The complicated answer is to invest in various companies whose historical patterns of gains and losses differ. Of course, historical performance does not guarantee future performance. But investing in this way can help assure that while part of your investments are losing, there's a good chance that another part is winning.
That's not really an answer, though, because how is that done?
The real keys to diversifying a portfolio are more simple. Basically, you want to mimic what mutual funds do. In fact, the easiest diversification technique is to simply invest in mutual funds—collections of stocks that are traded by a professional—and index funds—mutual funds that invest strictly in a specific stock index. The funds are created by professional brokers and, therefore, are already diversified.
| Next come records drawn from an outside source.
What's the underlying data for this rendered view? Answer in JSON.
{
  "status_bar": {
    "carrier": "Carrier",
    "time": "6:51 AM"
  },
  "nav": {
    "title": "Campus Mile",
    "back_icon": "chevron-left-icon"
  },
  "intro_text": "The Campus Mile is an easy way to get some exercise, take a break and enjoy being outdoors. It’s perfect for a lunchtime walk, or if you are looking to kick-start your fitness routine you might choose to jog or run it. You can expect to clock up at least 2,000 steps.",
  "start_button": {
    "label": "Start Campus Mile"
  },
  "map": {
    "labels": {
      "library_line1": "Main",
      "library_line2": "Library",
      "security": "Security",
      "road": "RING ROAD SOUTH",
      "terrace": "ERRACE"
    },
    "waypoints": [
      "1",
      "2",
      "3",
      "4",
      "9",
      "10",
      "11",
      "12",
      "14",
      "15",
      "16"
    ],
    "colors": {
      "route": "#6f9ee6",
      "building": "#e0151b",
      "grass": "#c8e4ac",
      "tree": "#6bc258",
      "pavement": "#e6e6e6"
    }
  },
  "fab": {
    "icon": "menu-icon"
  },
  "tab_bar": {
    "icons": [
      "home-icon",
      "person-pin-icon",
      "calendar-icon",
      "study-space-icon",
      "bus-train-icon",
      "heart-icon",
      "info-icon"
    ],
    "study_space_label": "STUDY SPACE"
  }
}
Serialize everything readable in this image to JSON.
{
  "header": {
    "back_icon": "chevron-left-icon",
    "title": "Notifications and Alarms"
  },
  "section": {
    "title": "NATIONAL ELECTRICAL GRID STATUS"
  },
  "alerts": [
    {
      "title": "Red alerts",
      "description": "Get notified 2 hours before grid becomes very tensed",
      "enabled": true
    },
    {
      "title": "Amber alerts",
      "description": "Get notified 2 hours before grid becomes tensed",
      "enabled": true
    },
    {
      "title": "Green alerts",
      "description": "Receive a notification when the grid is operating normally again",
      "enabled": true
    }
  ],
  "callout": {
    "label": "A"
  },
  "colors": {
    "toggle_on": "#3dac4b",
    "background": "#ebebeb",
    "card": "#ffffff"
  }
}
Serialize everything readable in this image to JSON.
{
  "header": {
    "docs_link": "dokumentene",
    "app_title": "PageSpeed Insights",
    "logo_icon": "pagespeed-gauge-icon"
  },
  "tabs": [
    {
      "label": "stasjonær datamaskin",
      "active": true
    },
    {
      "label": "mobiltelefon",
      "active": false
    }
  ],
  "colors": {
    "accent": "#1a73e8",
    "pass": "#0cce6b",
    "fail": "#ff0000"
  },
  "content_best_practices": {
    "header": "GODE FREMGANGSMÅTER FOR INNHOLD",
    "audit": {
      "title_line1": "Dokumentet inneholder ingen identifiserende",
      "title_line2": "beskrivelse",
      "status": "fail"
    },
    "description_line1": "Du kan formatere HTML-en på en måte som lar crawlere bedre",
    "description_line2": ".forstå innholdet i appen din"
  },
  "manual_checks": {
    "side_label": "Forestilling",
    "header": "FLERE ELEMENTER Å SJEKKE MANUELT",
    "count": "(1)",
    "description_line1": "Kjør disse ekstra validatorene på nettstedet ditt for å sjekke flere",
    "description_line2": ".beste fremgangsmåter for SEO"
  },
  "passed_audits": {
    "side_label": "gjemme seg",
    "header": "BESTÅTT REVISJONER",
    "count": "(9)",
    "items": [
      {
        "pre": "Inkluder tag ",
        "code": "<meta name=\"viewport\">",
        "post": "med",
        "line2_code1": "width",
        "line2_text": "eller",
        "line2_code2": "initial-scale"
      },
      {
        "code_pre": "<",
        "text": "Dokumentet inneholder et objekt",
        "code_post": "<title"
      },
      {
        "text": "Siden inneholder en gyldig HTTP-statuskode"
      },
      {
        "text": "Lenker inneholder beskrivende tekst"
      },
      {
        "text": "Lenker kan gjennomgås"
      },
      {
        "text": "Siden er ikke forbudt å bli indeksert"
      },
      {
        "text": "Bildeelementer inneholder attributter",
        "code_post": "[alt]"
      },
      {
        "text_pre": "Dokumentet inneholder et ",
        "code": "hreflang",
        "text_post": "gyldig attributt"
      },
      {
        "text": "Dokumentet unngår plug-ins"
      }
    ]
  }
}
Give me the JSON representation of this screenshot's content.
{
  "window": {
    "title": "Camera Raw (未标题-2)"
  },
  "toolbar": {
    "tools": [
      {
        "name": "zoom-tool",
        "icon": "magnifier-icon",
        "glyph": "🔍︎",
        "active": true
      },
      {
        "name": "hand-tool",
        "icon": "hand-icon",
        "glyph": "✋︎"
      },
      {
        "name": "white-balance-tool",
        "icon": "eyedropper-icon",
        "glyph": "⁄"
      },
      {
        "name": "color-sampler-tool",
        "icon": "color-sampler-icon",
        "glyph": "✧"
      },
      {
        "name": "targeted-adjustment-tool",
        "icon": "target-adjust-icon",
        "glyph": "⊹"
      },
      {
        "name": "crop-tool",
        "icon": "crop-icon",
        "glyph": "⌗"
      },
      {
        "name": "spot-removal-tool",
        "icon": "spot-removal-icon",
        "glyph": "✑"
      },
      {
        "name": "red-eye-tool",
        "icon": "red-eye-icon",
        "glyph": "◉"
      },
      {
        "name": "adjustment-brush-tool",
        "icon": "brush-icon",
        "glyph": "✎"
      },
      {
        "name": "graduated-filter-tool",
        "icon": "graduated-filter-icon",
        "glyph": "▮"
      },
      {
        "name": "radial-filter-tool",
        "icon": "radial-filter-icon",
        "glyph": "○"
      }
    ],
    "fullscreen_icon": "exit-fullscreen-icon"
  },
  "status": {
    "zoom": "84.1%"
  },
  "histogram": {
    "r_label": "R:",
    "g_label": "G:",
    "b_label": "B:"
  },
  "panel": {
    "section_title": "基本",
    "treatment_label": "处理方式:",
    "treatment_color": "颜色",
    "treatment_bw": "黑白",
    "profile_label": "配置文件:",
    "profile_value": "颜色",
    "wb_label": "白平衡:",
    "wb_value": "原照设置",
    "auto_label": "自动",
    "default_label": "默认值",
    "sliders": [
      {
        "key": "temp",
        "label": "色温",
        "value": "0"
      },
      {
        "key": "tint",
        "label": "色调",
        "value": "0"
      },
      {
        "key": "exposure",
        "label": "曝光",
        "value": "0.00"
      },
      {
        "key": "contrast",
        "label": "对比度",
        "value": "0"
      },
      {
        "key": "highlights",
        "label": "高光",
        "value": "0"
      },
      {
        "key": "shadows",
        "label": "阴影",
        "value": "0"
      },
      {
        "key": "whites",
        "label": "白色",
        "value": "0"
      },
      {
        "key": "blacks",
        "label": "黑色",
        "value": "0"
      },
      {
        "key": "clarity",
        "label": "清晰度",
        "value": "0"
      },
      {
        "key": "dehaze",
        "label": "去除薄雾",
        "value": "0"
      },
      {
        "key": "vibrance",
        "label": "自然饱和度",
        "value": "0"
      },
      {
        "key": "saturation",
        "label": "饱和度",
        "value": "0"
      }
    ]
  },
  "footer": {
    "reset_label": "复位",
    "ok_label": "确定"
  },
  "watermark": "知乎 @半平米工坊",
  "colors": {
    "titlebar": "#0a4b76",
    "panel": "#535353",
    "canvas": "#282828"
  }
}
But for the trader who wants the most control over their investments, here are some tips to diversify your investments on your own.
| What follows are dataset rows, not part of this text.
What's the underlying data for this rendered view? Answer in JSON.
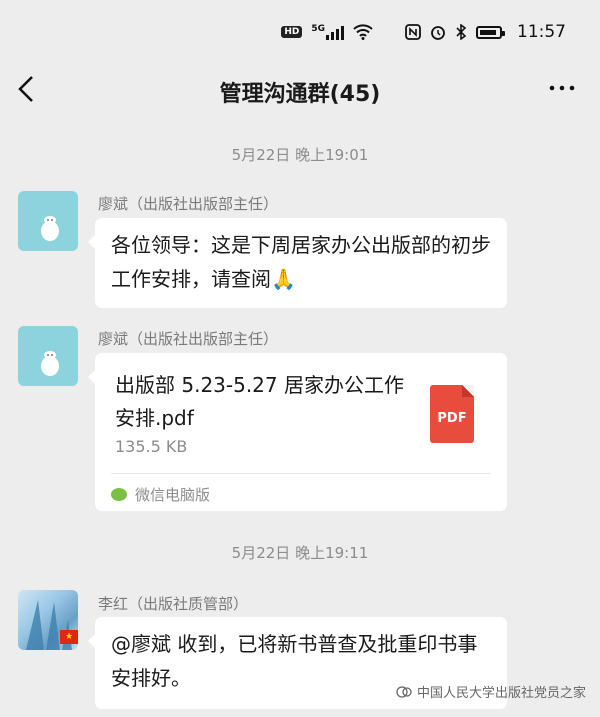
{
  "status_bar": {
    "hd": "HD",
    "network": "5G",
    "time": "11:57"
  },
  "header": {
    "title": "管理沟通群(45)",
    "back": "‹",
    "more": "•••"
  },
  "messages": {
    "ts1": "5月22日 晚上19:01",
    "m1_sender": "廖斌（出版社出版部主任）",
    "m1_text": "各位领导：这是下周居家办公出版部的初步工作安排，请查阅🙏",
    "m2_sender": "廖斌（出版社出版部主任）",
    "file_name": "出版部 5.23-5.27 居家办公工作安排.pdf",
    "file_size": "135.5 KB",
    "file_icon_label": "PDF",
    "file_source": "微信电脑版",
    "ts2": "5月22日 晚上19:11",
    "m3_sender": "李红（出版社质管部）",
    "m3_text": "@廖斌  收到，已将新书普查及批重印书事安排好。"
  },
  "watermark": "中国人民大学出版社党员之家",
  "colors": {
    "pdf": "#e74c3c",
    "background": "#ededed"
  }
}
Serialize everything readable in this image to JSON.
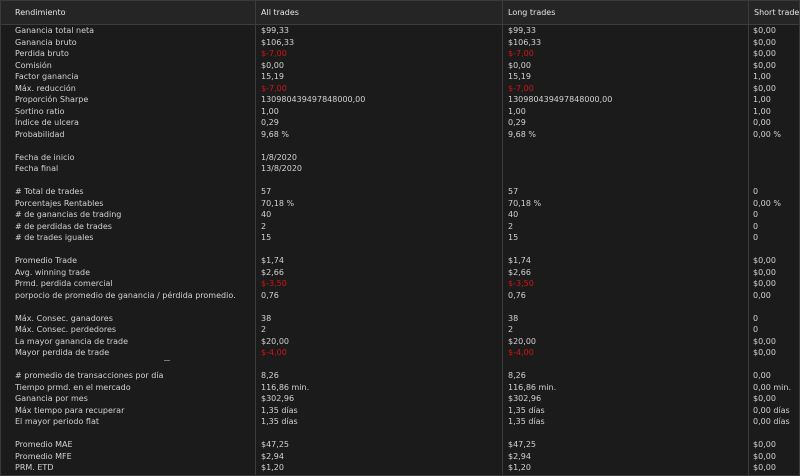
{
  "header": {
    "col0": "Rendimiento",
    "col1": "All trades",
    "col2": "Long trades",
    "col3": "Short trades"
  },
  "colors": {
    "background": "#1b1b1b",
    "header_bg": "#252525",
    "text": "#d2d2d2",
    "negative": "#d21414"
  },
  "rows": [
    {
      "label": "Ganancia total neta",
      "all": "$99,33",
      "long": "$99,33",
      "short": "$0,00"
    },
    {
      "label": "Ganancia bruto",
      "all": "$106,33",
      "long": "$106,33",
      "short": "$0,00"
    },
    {
      "label": "Perdida bruto",
      "all": "$-7,00",
      "long": "$-7,00",
      "short": "$0,00",
      "neg": true
    },
    {
      "label": "Comisión",
      "all": "$0,00",
      "long": "$0,00",
      "short": "$0,00"
    },
    {
      "label": "Factor ganancia",
      "all": "15,19",
      "long": "15,19",
      "short": "1,00"
    },
    {
      "label": "Máx. reducción",
      "all": "$-7,00",
      "long": "$-7,00",
      "short": "$0,00",
      "neg": true
    },
    {
      "label": "Proporción Sharpe",
      "all": "130980439497848000,00",
      "long": "130980439497848000,00",
      "short": "1,00"
    },
    {
      "label": "Sortino ratio",
      "all": "1,00",
      "long": "1,00",
      "short": "1,00"
    },
    {
      "label": "Índice de ulcera",
      "all": "0,29",
      "long": "0,29",
      "short": "0,00"
    },
    {
      "label": "Probabilidad",
      "all": "9,68 %",
      "long": "9,68 %",
      "short": "0,00 %"
    },
    {
      "gap": true
    },
    {
      "label": "Fecha de inicio",
      "all": "1/8/2020",
      "long": "",
      "short": ""
    },
    {
      "label": "Fecha final",
      "all": "13/8/2020",
      "long": "",
      "short": ""
    },
    {
      "gap": true
    },
    {
      "label": "# Total de trades",
      "all": "57",
      "long": "57",
      "short": "0"
    },
    {
      "label": "Porcentajes Rentables",
      "all": "70,18 %",
      "long": "70,18 %",
      "short": "0,00 %"
    },
    {
      "label": "# de ganancias de trading",
      "all": "40",
      "long": "40",
      "short": "0"
    },
    {
      "label": "# de perdidas de trades",
      "all": "2",
      "long": "2",
      "short": "0"
    },
    {
      "label": "# de trades iguales",
      "all": "15",
      "long": "15",
      "short": "0"
    },
    {
      "gap": true
    },
    {
      "label": "Promedio Trade",
      "all": "$1,74",
      "long": "$1,74",
      "short": "$0,00"
    },
    {
      "label": "Avg. winning trade",
      "all": "$2,66",
      "long": "$2,66",
      "short": "$0,00"
    },
    {
      "label": "Prmd. perdida comercial",
      "all": "$-3,50",
      "long": "$-3,50",
      "short": "$0,00",
      "neg": true
    },
    {
      "label": "porpocio de promedio de ganancia / pérdida promedio.",
      "all": "0,76",
      "long": "0,76",
      "short": "0,00"
    },
    {
      "gap": true
    },
    {
      "label": "Máx. Consec. ganadores",
      "all": "38",
      "long": "38",
      "short": "0"
    },
    {
      "label": "Máx. Consec. perdedores",
      "all": "2",
      "long": "2",
      "short": "0"
    },
    {
      "label": "La mayor ganancia de trade",
      "all": "$20,00",
      "long": "$20,00",
      "short": "$0,00"
    },
    {
      "label": "Mayor perdida de trade",
      "all": "$-4,00",
      "long": "$-4,00",
      "short": "$0,00",
      "neg": true
    },
    {
      "gap": true
    },
    {
      "label": "# promedio de transacciones por día",
      "all": "8,26",
      "long": "8,26",
      "short": "0,00"
    },
    {
      "label": "Tiempo prmd. en el mercado",
      "all": "116,86 min.",
      "long": "116,86 min.",
      "short": "0,00 min."
    },
    {
      "label": "Ganancia por mes",
      "all": "$302,96",
      "long": "$302,96",
      "short": "$0,00"
    },
    {
      "label": "Máx tiempo para recuperar",
      "all": "1,35 días",
      "long": "1,35 días",
      "short": "0,00 días"
    },
    {
      "label": "El mayor periodo flat",
      "all": "1,35 días",
      "long": "1,35 días",
      "short": "0,00 días"
    },
    {
      "gap": true
    },
    {
      "label": "Promedio MAE",
      "all": "$47,25",
      "long": "$47,25",
      "short": "$0,00"
    },
    {
      "label": "Promedio MFE",
      "all": "$2,94",
      "long": "$2,94",
      "short": "$0,00"
    },
    {
      "label": "PRM. ETD",
      "all": "$1,20",
      "long": "$1,20",
      "short": "$0,00"
    }
  ]
}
The various characteristics to take into account include: type of investment, market capitalization, geography and sectors. If your investments include mutual funds, diversify those by taking their styles into account (growth, growth/value, value). It is also important to balance stocks, bonds, funds and other short-term investments.
Market capitalization, or market cap, is an indicator of a company's size. It is the value of its outstanding shares, calculated by multiplying the number of shares by the current price per share. Diversifying between large-, mid- and small-cap companies ensures a range of company sizes that often respond differently to the market. Large-cap companies usually have a market cap exceeding $10 billion, while small-caps are under about $2 billion. Large cap companies are generally steadier investments, though they might not bring in huge gains, quickly. Conversely, small-cap companies are considered more volatile, which could boost gains (yay!) or losses (no!).
A sector in the stock market represent a part of the economy containing businesses with similar products or services. The markets are divided into sectors such as energy, consumer staples, health care, financials, utilities and industrials, among others. Sector diversification is easy to accomplish: don't invest all of your money into cars, or health care companies, or tech companies, or retail companies. Choose a selection of stocks from different sectors to avoid collapsing when a sector reports big losses.
You might think about this one less, but geography is another important aspect of your portfolio. Investing internationally might sound frightening, but a professional can help you secure promising international stocks and funds that could be a safeguard against domestic losses.
Another interesting point about geography: it could be disastrous to invest too much of your money in local companies. It's natural that you would want to buy shares in companies that you know, trust and want to support. But consider what would happen if the manufacturing company that's a large employer in your area suddenly suffers big losses. If you work there, you could be facing unemployment. If you're a shareholder, you could also be facing a heavy loss in your investment. Safeguard yourself from a situation like this by spreading your investments geographically, as well as by industry.
Finally, don't forget to check up on your strategy. Just as important as initial diversification is revision. Find what's working, what's not, and adapt. Set a checkup schedule to avoid emotional bias (we all want to check when we're doing the best and the worst, but those are not ideal decision-making times). Regular evaluations can make sure that your successful strategy stays successful.
There is no perfect set of rules for creating a winning portfolio. And anyone who follows the news knows that the markets often do exactly what no one is predicting, what they're not supposed to, what would never happen based on past performance. But a patient, diversified approach to portfolio-building is the best chance of success investors have.